Before a diagnosis of aseptic meningitis can be made, bacterial meningitis should be considered and excluded. Empiric antibiotics typically are required during this time period. Diagnosis requires cerebrospinal fluid (CSF) evaluation, which tends to show a lymphocytic predominance, normal-to-decreased glucose levels, and normal-to-slightly elevated protein levels. The virus can be isolated via PCR (sensitivity, 66-90%) and, much less commonly, cell culture (sensitivity, 30-35%). A recent study in infants reported that routine CSF PCR for enteroviruses resulted in shorter hospital stays (by 1.54 days) and a decreased duration of antibiotic use (by 33%).


Diagnostic workup requires a lumbar puncture (LP) with CSF evaluation, which yields findings similar to those of aseptic meningitis.

Electroencephalography (EEG) can be considered in some patients, particularly for the evaluation of nonconvulsive or subclinical seizures. Enteroviral and other causes of viral encephalitis typically appear as diffuse background slowing on EEG, but epileptiform activity may be present as well. [20]

Please see section on Imaging Studies below for further recommendations 


Laboratory tests generally are circumstantial, with evidence of infection based upon positive PCR tests from the oropharynx or feces, or upon serological testing.

Acute hemorrhagic conjunctivitis (AHC)

Diagnosis requires conjunctival swabs or scrapings, which are 90% successful. A rising antibody titer also can theoretically be used to confirm a diagnosis.


Imaging Studies

Computed tomographic (CT) scanning of the brain can be obtained upon initial presentation of patients with suspected meningitis and/or encephalitis to evaluate for hemorrhage, increased intracranial pressure, or mass lesions.

Magnetic Resonance Imaging (MRI) of the brain can show hyperintense signal uptake in the posterior brain stem, substantia nigra, dentate nucleus, and anterior horns of the spinal cord. [21]

Echocardiography should be used to evaluate cardiac function and valvular disease in patients with myopericarditis and/or heart failure.

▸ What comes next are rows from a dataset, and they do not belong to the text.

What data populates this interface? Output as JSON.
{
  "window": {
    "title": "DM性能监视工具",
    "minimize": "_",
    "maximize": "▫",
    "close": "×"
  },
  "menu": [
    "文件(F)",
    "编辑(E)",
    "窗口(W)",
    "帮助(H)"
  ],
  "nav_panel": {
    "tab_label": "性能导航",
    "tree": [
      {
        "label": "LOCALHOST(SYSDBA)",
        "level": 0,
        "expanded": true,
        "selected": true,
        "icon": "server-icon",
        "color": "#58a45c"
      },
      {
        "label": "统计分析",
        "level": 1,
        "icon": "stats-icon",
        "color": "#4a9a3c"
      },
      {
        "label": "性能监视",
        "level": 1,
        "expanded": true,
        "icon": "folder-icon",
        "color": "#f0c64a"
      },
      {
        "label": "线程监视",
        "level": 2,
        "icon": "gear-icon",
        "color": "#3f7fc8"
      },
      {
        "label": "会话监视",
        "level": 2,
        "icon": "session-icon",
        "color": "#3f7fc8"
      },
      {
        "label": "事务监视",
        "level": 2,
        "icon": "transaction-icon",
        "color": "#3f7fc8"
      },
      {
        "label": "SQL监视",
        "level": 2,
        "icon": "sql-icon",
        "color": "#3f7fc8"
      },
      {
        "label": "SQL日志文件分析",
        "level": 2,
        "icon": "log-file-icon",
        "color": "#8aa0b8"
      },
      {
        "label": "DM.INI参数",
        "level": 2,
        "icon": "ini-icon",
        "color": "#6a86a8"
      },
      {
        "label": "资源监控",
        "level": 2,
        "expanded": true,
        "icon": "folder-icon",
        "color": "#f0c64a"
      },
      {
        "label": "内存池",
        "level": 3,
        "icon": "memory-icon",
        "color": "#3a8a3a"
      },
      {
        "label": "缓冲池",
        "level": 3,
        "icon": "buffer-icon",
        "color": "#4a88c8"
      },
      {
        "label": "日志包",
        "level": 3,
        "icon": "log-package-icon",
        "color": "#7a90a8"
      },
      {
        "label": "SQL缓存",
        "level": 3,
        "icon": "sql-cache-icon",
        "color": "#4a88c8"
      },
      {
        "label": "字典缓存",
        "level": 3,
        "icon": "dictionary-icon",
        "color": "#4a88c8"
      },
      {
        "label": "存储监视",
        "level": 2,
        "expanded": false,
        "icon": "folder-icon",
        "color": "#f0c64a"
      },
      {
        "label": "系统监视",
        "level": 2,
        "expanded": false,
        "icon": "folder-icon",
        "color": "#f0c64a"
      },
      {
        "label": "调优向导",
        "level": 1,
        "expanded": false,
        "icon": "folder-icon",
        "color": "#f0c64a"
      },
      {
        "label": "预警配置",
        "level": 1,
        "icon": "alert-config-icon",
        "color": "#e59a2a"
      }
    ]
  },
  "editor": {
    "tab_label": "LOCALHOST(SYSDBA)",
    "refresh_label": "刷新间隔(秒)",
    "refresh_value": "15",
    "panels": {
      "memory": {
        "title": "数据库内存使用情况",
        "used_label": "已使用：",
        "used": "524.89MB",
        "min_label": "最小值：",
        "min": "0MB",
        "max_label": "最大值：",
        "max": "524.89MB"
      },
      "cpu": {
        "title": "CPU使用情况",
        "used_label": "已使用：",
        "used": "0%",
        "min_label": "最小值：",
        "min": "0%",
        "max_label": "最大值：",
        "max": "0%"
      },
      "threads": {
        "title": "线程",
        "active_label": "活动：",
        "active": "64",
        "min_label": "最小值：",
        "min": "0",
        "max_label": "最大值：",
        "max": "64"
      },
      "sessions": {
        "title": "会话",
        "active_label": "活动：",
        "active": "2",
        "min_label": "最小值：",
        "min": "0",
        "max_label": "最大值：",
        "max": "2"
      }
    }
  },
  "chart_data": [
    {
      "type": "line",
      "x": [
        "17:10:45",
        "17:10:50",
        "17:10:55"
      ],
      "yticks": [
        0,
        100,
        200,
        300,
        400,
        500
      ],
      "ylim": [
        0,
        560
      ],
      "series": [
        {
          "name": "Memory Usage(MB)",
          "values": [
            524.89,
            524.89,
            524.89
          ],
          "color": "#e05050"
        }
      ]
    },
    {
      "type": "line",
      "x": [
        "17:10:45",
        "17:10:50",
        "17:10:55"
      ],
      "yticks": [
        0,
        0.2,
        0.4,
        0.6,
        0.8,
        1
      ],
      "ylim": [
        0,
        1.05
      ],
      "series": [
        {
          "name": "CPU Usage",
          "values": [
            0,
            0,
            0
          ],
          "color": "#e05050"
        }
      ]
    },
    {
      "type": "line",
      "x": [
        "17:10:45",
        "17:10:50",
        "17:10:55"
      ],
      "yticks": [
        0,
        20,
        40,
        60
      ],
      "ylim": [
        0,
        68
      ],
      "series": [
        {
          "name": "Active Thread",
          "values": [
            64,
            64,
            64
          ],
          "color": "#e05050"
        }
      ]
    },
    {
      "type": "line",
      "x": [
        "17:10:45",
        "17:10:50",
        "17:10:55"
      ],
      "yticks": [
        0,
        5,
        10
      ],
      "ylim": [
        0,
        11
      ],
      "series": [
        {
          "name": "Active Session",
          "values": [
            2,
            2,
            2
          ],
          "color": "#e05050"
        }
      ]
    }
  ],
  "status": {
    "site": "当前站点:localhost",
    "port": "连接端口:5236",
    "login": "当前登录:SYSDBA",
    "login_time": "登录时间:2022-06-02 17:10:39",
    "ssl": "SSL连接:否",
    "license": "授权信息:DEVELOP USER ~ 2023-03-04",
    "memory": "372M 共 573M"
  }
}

Cardiovascular Magnetic Resonance (CMR) can be used to identify imaging features characteristic of myocarditis such as necrosis, scarring, and myocardial hyperemia and edema. [22]


Other Tests

Depending upon the clinical presentation, a throat culture can be obtained to evaluate for possible streptococcal pharyngitis and/or tonsillitis.

HIV testing can be considered in patients who present with nonspecific febrile illness or rashes, depending on the epidemiologic history.

ECG changes in myopericarditis include ST-segment elevations or nonspecific ST segment and/or T-wave abnormalities, arrhythmia, and heart block.

In select instances in which viral myocarditis is being considered as the etiological cause for new-onset heart failure, endomyocardial biopsy might be indicated. 



Lumbar puncture is crucial in the evaluation of suspected meningitis and/or encephalitis.

Skin biopsy rarely may be helpful in the evaluation of nonspecific exanthems.


Histologic Findings

Intracytoplasmic viral particles may be observed, especially with skin lesions and/or rashes of HFMD.